Il est immense. Il a des yeux très bleus, perçants, avec une lueur égarée. Il a monté les étages en courant en oubliant de les compter.
Il s’est perdu.
Il est redescendu, remonté, redescendu alors qu’à l’affût derrière ma porte, je me demandais bien ce qu’il pouvait foutre dans cette cage d’escalier toute noire. J’ai même cru qu’il était parti, qu’aiguillé par la peur il avait tourné les talons, initiation qui tourne court sous le poids de l’émotion.
Mais non, il est là. En sueur, angoissé et tremblant dans une odeur de cigarette. Je pense que souvent chez moi, l’on tremble d’appréhension, de honte ou de plaisir, à moins que ce ne soit des trois.
Je pense à cette sublime collègue qui a lâché un jour, dans un sourire amusé, presque indulgent comme si elle parlait de fleurs des champs aisément foulées : « Chez moi, on s’évanouit beaucoup ! ».
Je pense à mon rire venu ponctuer sa phrase et, les yeux fixés sur la stature d’ours de Kleden, à ce que serait mon embarras s’il venait à s’évanouir, là, maintenant. Incapable de le retenir à moins d’être par lui écrasée, je le laisserais sûrement chuter sur mon parquet.
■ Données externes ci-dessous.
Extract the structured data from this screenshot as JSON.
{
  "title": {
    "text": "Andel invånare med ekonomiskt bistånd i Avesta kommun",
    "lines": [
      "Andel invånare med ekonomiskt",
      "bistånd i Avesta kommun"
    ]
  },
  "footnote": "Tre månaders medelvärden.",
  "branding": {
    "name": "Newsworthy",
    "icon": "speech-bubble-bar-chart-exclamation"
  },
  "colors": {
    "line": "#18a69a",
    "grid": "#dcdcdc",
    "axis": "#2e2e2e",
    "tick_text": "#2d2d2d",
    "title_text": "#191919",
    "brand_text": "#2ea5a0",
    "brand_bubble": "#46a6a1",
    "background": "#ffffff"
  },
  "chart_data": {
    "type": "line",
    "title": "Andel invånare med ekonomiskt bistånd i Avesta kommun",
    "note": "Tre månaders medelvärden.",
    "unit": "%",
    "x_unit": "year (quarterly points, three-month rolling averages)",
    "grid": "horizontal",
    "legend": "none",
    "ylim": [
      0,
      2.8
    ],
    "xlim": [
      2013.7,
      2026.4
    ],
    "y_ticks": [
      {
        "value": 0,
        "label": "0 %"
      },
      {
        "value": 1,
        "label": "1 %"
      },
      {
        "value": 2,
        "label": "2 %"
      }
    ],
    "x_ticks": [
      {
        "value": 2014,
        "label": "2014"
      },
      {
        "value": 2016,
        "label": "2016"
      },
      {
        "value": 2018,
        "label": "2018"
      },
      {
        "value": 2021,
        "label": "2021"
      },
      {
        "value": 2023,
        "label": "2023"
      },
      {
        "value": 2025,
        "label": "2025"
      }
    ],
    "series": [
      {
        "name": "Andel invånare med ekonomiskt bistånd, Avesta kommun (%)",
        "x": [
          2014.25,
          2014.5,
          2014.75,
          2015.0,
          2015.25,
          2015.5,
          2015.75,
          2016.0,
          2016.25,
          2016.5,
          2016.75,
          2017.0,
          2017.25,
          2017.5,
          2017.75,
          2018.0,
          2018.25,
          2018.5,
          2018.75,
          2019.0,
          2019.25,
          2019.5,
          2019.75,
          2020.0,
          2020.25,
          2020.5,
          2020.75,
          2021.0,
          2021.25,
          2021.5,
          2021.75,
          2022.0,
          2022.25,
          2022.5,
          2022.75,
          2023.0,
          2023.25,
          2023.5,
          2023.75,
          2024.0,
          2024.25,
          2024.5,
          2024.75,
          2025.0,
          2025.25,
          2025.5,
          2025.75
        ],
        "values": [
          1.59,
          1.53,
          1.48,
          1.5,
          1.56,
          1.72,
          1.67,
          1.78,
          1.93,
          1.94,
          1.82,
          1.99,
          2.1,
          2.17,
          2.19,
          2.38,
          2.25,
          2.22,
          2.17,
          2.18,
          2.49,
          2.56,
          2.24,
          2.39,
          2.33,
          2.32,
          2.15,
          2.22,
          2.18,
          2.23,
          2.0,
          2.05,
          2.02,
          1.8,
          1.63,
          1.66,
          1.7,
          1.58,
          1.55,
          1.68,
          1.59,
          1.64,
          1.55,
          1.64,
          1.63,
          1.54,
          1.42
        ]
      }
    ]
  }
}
Ce serait con, pour son initiation.
Blouson, chaussures, chaussettes, enveloppe avec l’offrande.
Pull, ceinture, pantalon.
Chemise, montre.
Voilà Kleden en caleçon, démuni de ses couches protectrices. Il ne bande pas. Une douche ? Inutile, il l’a prise à son hôtel juste avant de se mettre en route.
– Il ne vous reste qu’à vous laver les mains. La salle de bains se trouve derrière moi, à droite.
Kleden se met en branle en bon petit soldat.
– Un instant ! Vous irez quand je vous le dirai, pas avant.
– Pardon, Madame.
Il se crispe avant mon top départ. Je l’encercle à petits ronds pressés, virevolte, voltige,
je regarde ses fesses, son dos, la jointure de sa nuque,
je lui pince l’oreille puis le flanc,
je me délecte de son embarras,
je glousse,
je compte dans ma tête…
… six, sept, huit, douze…
– Maintenant !
Kleden se rue, hésite, se trompe. Je le reprends, ironique :
– Vous ne m’avez pas écoutée !
– Pardon, Madame.
Sa voix chevrote trois tons sous la mienne. Ce serait le moment parfait pour une réplique acide. Je m’abstiens, Kleden est déjà bien trop commotionné.
Il entre dans la salle de bains. J’entends l’eau couler, le silence. Je me campe au salon dans ma position de guerrière, buste droit, tête haute, mains jointes sur un objet invisible.
Kleden n’arrive pas.
J’attends encore, m’interroge : que fabrique-t-il ? Jouerait-il la montre ? Prévoit-il de fuir ? J’imagine qu’il s’essuie ou reprend contenance face au miroir, le genre de moment intime à ne pas perturber.
J’attends encore. Toujours rien hormis le silence.
La nervosité me gagne. J’échafaude des scénarios improbables : il s’est évanoui, il a déguerpi à moitié nu, il est victime d’un brutal locked-in syndrome, il…
Assez. Je ne tiens plus. J’avance d’un pas tranchant, clic clac font mes talons, ça va saigner non mais oh, je fuse dans ma salle de bains telle une bombe, une comète, une roquette, et les mots « Mais que faites-vous ? » meurent sur mes lèvres…
Kleden, debout enter la baignoire et la machine à laver, l’échine basse, les bras serrés le long du corps, les mains crispées sur les cuisses, les genoux demi-ployés, m’attend.
Je croyais mes ordres clairs, ils ne l’étaient pas : je ne lui avais pas précisé qu’une fois les mains propres, il pouvait retourner au salon. Dire que son initiation a failli consister en une interminable attente dans une salle de bains, puis à une Dominatrice qui vous punit pour insubordination… Cela aurait été con, vraiment.